Castro Caldas publicou 11 livros de poesia ao longo da sua vida. O último foi editado ainda este ano pela Deriva com o título «Mágoa das Pedras». Alguns dos outros livros são: "Português Suave", "Berlindes e abafadores", "Convém avisar os ingleses", "Só cá vim ver o Sol", "Colheita da época" e "Há".

Joaquim Castro Caldas é como alguém já escreveu «uma das últimas vozes da poesia em que o risco é companheiro da entrega à vida na sua dimensão mais intensa»

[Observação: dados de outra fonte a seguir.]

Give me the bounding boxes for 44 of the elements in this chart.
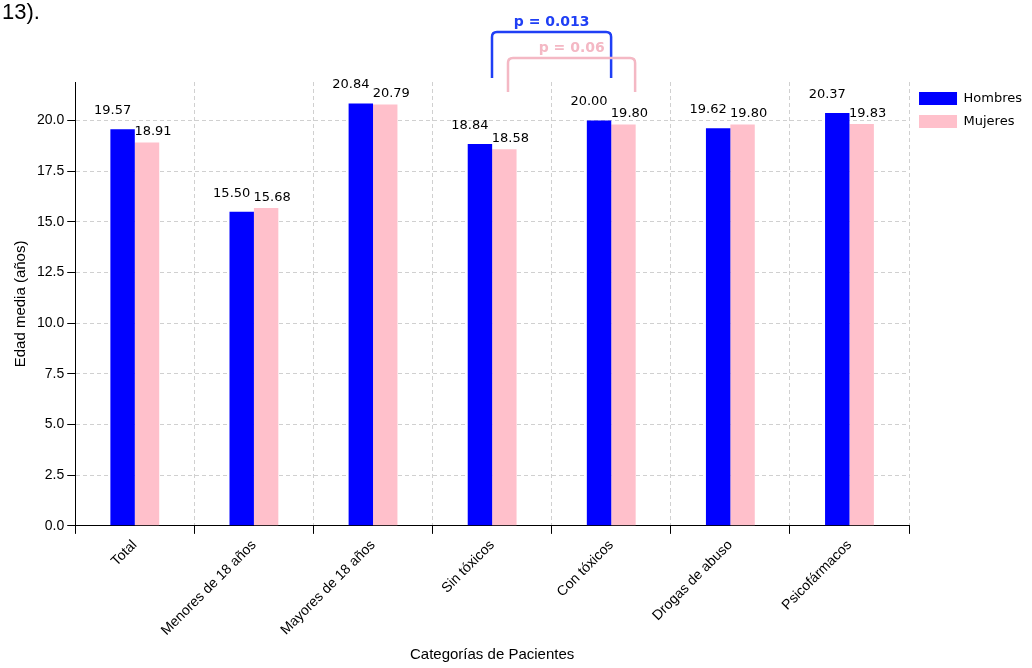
legend-label: Hombres [963,89,1023,105]
bar [825,113,850,526]
text: p = 0.06 [538,38,605,55]
data-label: 18.84 [451,116,489,132]
bar [586,120,612,526]
data-label: 19.57 [93,102,132,118]
bar [110,129,135,526]
bar [348,103,374,526]
bar [705,128,731,526]
bar [849,123,874,526]
data-label: 20.00 [570,93,608,109]
data-label: 19.80 [610,105,649,121]
x-axis-title: Categorías de Pacientes [410,645,575,663]
y-axis-title: Edad media (años) [11,240,29,368]
legend-label: Mujeres [963,112,1015,128]
y-tick-label: 20.0 [37,111,65,128]
bar [467,144,493,526]
bar [373,104,398,526]
data-label: 18.91 [134,123,172,139]
data-label: 20.37 [808,85,846,101]
data-label: 19.83 [849,104,887,120]
data-label: 15.68 [253,188,291,204]
text: p = 0.013 [513,12,590,29]
data-label: 18.58 [491,130,529,146]
bar [134,142,160,526]
y-tick-label: 12.5 [37,263,65,280]
y-tick-label: 10.0 [37,314,65,331]
y-tick-label: 7.5 [44,364,65,381]
bar [253,208,279,526]
y-tick-label: 15.0 [37,212,65,229]
bar [730,124,755,526]
bar [229,211,254,526]
y-tick-label: 2.5 [44,466,65,483]
data-label: 20.79 [372,85,410,101]
text: 13). [2,0,40,24]
data-label: 19.80 [729,105,768,121]
bar [492,149,517,526]
y-tick-label: 17.5 [37,162,65,179]
y-tick-label: 0.0 [44,516,65,533]
data-label: 20.84 [332,76,370,92]
bar [611,124,636,526]
y-tick-label: 5.0 [44,415,65,432]
data-label: 15.50 [213,184,251,200]
data-label: 19.62 [689,101,727,117]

No seu último livro «Mágoa das Pedras ( editado pela Deriva) pode-se ler:

«Joaquim Castro Caldas, 52 anos, à parte dezenas de ofícios para sobreviver no Norte de África, na Europa, em Portugal e outros sítios esquisitos, desde que tem memória e se conhece que não fez nem faz outra coisa senão arte embrionária e terminal, entre centenas de aventuras, do luxo à valeta, vadio num longo percurso involuntariamente polémico de ida e volta fala-escrita ou vice-versa e documentado por registos corpo a corpo, terra a terra, sem objectivos d revelação concreta. Nada mais que esqueleto e artista, intérprete da vontade do pássaro, marginalizado irritantes porque em paz, claridade, sequer interessado em dar-se por anarka»

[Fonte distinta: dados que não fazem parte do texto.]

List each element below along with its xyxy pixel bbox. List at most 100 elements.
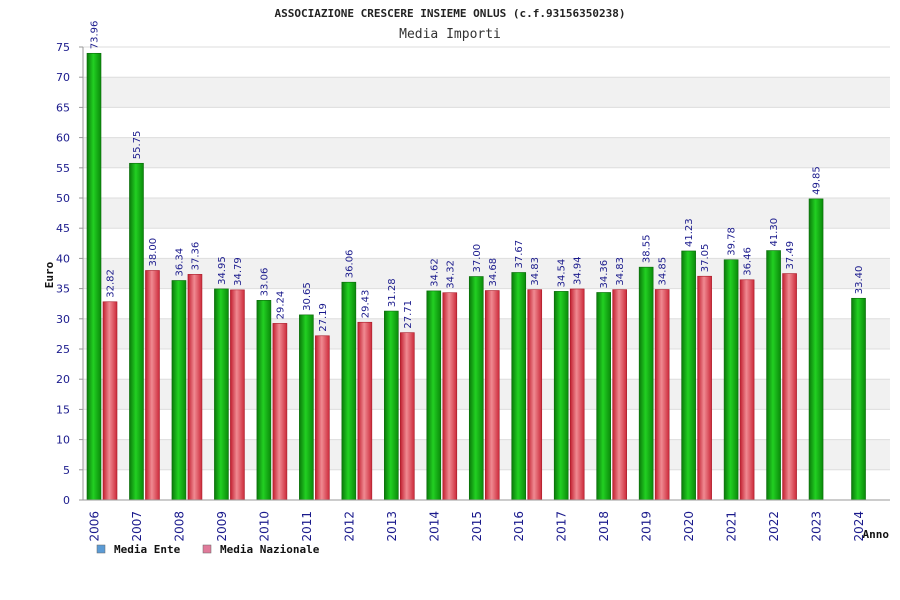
x-tick-label: 2006 xyxy=(88,511,102,542)
bar-media-ente xyxy=(129,162,144,501)
data-label-media-ente: 49.85 xyxy=(812,166,823,195)
data-label-media-ente: 41.23 xyxy=(684,218,695,247)
data-label-media-nazionale: 34.32 xyxy=(445,260,456,289)
y-axis-label: Euro xyxy=(43,261,56,288)
bar-media-ente xyxy=(426,290,442,501)
data-label-media-nazionale: 38.00 xyxy=(148,238,159,267)
data-label-media-ente: 37.00 xyxy=(472,244,483,273)
x-tick-label: 2009 xyxy=(215,511,229,542)
bar-media-nazionale xyxy=(782,273,797,501)
plot-band xyxy=(83,77,890,108)
bar-media-nazionale xyxy=(612,289,627,501)
x-tick-label: 2015 xyxy=(470,511,484,542)
data-label-media-ente: 30.65 xyxy=(302,282,313,311)
bar-media-nazionale xyxy=(569,288,585,501)
data-labels: 73.96 32.82 55.75 38.00 36.34 37.36 34.95 34.79… xyxy=(90,21,866,332)
bar-media-ente xyxy=(299,314,314,501)
y-tick-label: 70 xyxy=(56,71,70,84)
x-tick-label: 2008 xyxy=(172,511,186,542)
bar-media-nazionale xyxy=(527,289,543,501)
data-label-media-nazionale: 34.79 xyxy=(233,257,244,286)
legend-label-media-ente: Media Ente xyxy=(114,543,181,556)
data-label-media-ente: 33.06 xyxy=(259,268,270,297)
x-tick-label: 2007 xyxy=(130,511,144,542)
bar-media-ente xyxy=(808,198,824,501)
data-label-media-nazionale: 34.94 xyxy=(573,256,584,285)
bar-media-nazionale xyxy=(315,335,330,501)
bar-media-nazionale xyxy=(145,270,160,501)
x-tick-label: 2011 xyxy=(300,511,314,542)
data-label-media-nazionale: 34.83 xyxy=(530,257,541,286)
bar-media-ente xyxy=(596,292,611,501)
data-label-media-ente: 31.28 xyxy=(387,278,398,307)
y-tick-label: 25 xyxy=(56,343,70,356)
bar-media-ente xyxy=(638,266,654,501)
y-tick-label: 30 xyxy=(56,313,70,326)
y-tick-label: 75 xyxy=(56,41,70,54)
bar-media-ente xyxy=(553,291,569,501)
x-tick-label: 2010 xyxy=(257,511,271,542)
plot-band xyxy=(83,258,890,289)
x-tick-label: 2020 xyxy=(682,511,696,542)
bar-media-ente xyxy=(341,281,357,501)
data-label-media-ente: 33.40 xyxy=(854,266,865,295)
legend-swatch-media-nazionale xyxy=(202,544,212,554)
y-tick-label: 60 xyxy=(56,132,70,145)
bar-media-ente xyxy=(723,259,739,501)
bar-media-ente xyxy=(384,310,399,501)
legend-label-media-nazionale: Media Nazionale xyxy=(220,543,320,556)
x-tick-label: 2016 xyxy=(512,511,526,542)
bar-media-ente xyxy=(766,250,781,501)
bar-media-nazionale xyxy=(357,321,373,501)
bar-media-ente xyxy=(851,297,866,501)
chart-subtitle: Media Importi xyxy=(399,27,501,42)
bar-media-nazionale xyxy=(697,275,712,501)
data-label-media-nazionale: 29.43 xyxy=(360,290,371,319)
data-label-media-ente: 36.34 xyxy=(174,248,185,277)
x-tick-label: 2024 xyxy=(852,511,866,542)
bar-media-nazionale xyxy=(484,290,500,501)
data-label-media-nazionale: 34.83 xyxy=(615,257,626,286)
x-tick-label: 2018 xyxy=(597,511,611,542)
data-label-media-nazionale: 34.68 xyxy=(488,258,499,287)
y-tick-label: 40 xyxy=(56,252,70,265)
data-label-media-ente: 34.62 xyxy=(429,258,440,287)
x-tick-label: 2013 xyxy=(385,511,399,542)
data-label-media-ente: 36.06 xyxy=(344,250,355,279)
bar-media-nazionale xyxy=(442,292,458,501)
y-tick-label: 5 xyxy=(63,464,70,477)
plot-band xyxy=(83,198,890,229)
bar-media-nazionale xyxy=(230,289,245,501)
data-label-media-nazionale: 29.24 xyxy=(275,291,286,320)
x-tick-label: 2023 xyxy=(810,511,824,542)
legend-swatch-media-ente xyxy=(96,544,106,554)
bar-media-ente xyxy=(86,52,102,501)
x-tick-label: 2019 xyxy=(640,511,654,542)
x-tick-label: 2022 xyxy=(767,511,781,542)
x-tick-label: 2021 xyxy=(725,511,739,542)
data-label-media-ente: 41.30 xyxy=(769,218,780,247)
data-label-media-ente: 73.96 xyxy=(90,21,101,50)
y-tick-label: 50 xyxy=(56,192,70,205)
bar-media-nazionale xyxy=(102,301,118,501)
x-tick-label: 2017 xyxy=(555,511,569,542)
data-label-media-ente: 39.78 xyxy=(727,227,738,256)
y-ticks: 0 5 10 15 20 25 30 35 40 45 50 55 60 65 70 75 xyxy=(56,41,83,507)
data-label-media-nazionale: 32.82 xyxy=(106,269,117,298)
data-label-media-nazionale: 27.19 xyxy=(318,303,329,332)
legend: Media Ente Media Nazionale xyxy=(96,543,320,556)
data-label-media-ente: 34.36 xyxy=(599,260,610,289)
bar-media-nazionale xyxy=(654,289,670,501)
data-label-media-nazionale: 37.49 xyxy=(785,241,796,270)
bar-media-nazionale xyxy=(272,323,288,501)
data-label-media-nazionale: 37.36 xyxy=(190,242,201,271)
data-label-media-nazionale: 27.71 xyxy=(403,300,414,329)
x-axis-label: Anno xyxy=(863,528,890,541)
y-tick-label: 10 xyxy=(56,434,70,447)
data-label-media-ente: 34.95 xyxy=(217,256,228,285)
data-label-media-nazionale: 37.05 xyxy=(700,244,711,273)
bars xyxy=(86,52,866,501)
bar-media-ente xyxy=(256,300,272,501)
y-tick-label: 45 xyxy=(56,222,70,235)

Num seu outro livro, «Convém Avisar os Ingleses», lê-se na contracapa:

«Nasceu em 1956, Lisboa, actor de poesia, saltimbanco, lunático praticante, diseur a tempo inteiro, teatro de vez em quando. Escola Ave-Maria, Colégio Militar, Conservatório Nacional, escola da morte e da vida, muita estrada no coração, na cabeça e no corpo. Com este, apenas 8 livros editados. A ver vamos. »

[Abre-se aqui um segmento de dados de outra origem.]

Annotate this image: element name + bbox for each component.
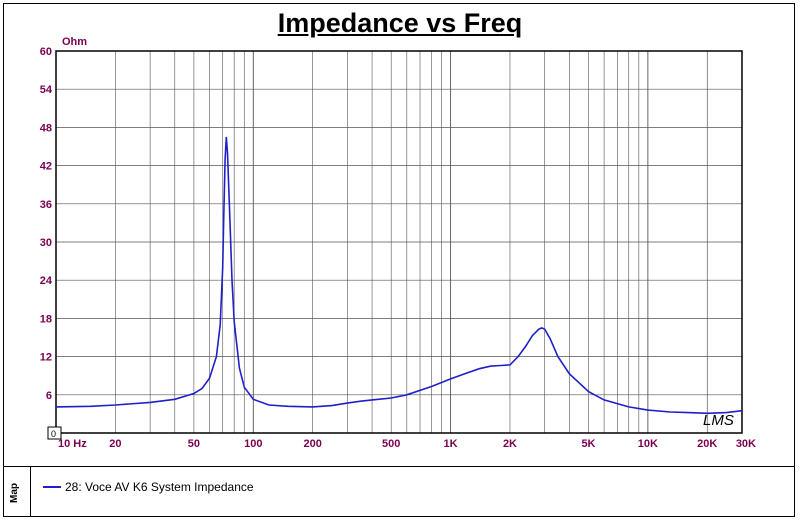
y-tick-labels: 6 12 18 24 30 36 42 48 54 60 [40,46,53,402]
y-tick-label: 18 [40,313,52,325]
x-tick-label: 5K [581,438,595,450]
legend-entry: 28: Voce AV K6 System Impedance [43,480,254,494]
legend-side: Map [3,467,31,517]
x-tick-label: 1K [444,438,458,450]
legend-entry-label: 28: Voce AV K6 System Impedance [65,480,254,494]
x-tick-label: 10 Hz [58,438,87,450]
x-tick-label: 10K [638,438,658,450]
grid-lines [56,51,743,433]
y-tick-label: 42 [40,161,52,173]
x-tick-label: 20 [109,438,121,450]
corner-marker-icon: 0 [47,426,62,440]
x-tick-labels: 10 Hz 20 50 100 200 500 1K 2K 5K 10K 20K 30K [58,438,756,450]
x-tick-label: 50 [188,438,200,450]
y-tick-label: 24 [40,275,53,287]
plot-border [55,50,743,434]
lms-watermark: LMS [703,412,734,429]
chart-frame [3,3,795,517]
x-tick-label: 30K [736,438,756,450]
chart-title: Impedance vs Freq [277,8,523,38]
svg-text:0: 0 [51,429,56,439]
x-tick-label: 2K [503,438,517,450]
chart-svg: 6 12 18 24 30 36 42 48 54 60 10 Hz 20 50 100 200 500 1K… [40,36,756,450]
legend-line-swatch [43,486,61,488]
y-tick-label: 6 [46,390,52,402]
y-tick-label: 48 [40,122,52,134]
y-tick-label: 54 [40,84,53,96]
x-tick-label: 200 [304,438,322,450]
legend-area: Map 28: Voce AV K6 System Impedance [3,466,795,517]
legend-side-title: Map [9,483,20,503]
x-tick-label: 500 [382,438,400,450]
y-axis-unit-label: Ohm [62,36,87,48]
x-tick-label: 100 [244,438,262,450]
y-tick-label: 36 [40,199,52,211]
y-tick-label: 12 [40,352,52,364]
y-tick-label: 60 [40,46,52,58]
impedance-series-line [55,136,743,415]
y-tick-label: 30 [40,237,52,249]
x-tick-label: 20K [697,438,717,450]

Poesia de Joaquim Castro Caldas

Devolução dos Cravos

um menino uma vez
o tal que há em nós
sujo de liberdade
todo na ponta dos pés
tentou enfiar um cravo
no cano de uma G-3

hoje um homem talvez
menino velho sem voz
democrata que se farta
mete o cravo na culatra
e puxa-a de pé atrás
com medo que o seu país

(do livro "Convém Avisar os Ingleses", Quasi Edições, 2002)




um sms

no tempo dos badalos, nos dentes do cocheiro as cartas eram sangues, levavam febrões de cavalos e freios nos segredos, atravessavam nevões e suores para mudar de mãos às descobertas e revoluções, eram sustento de escravos e romances de cortesãs, mote de folguedos e duelos afãs, as saias do mulherio armavam partos e escondiam medos, perguntava-se pelos amores e estimava-se por nós. hoje para chegar a tempo manda-se um silêncio a dizer morri, vivalma, nada, e deixam-se uns gemidos na bolsa marsupial dos cangurus, alguém é pago para ir lá buscá-los, não há órgãos, mãos e olhos, esporas e poros.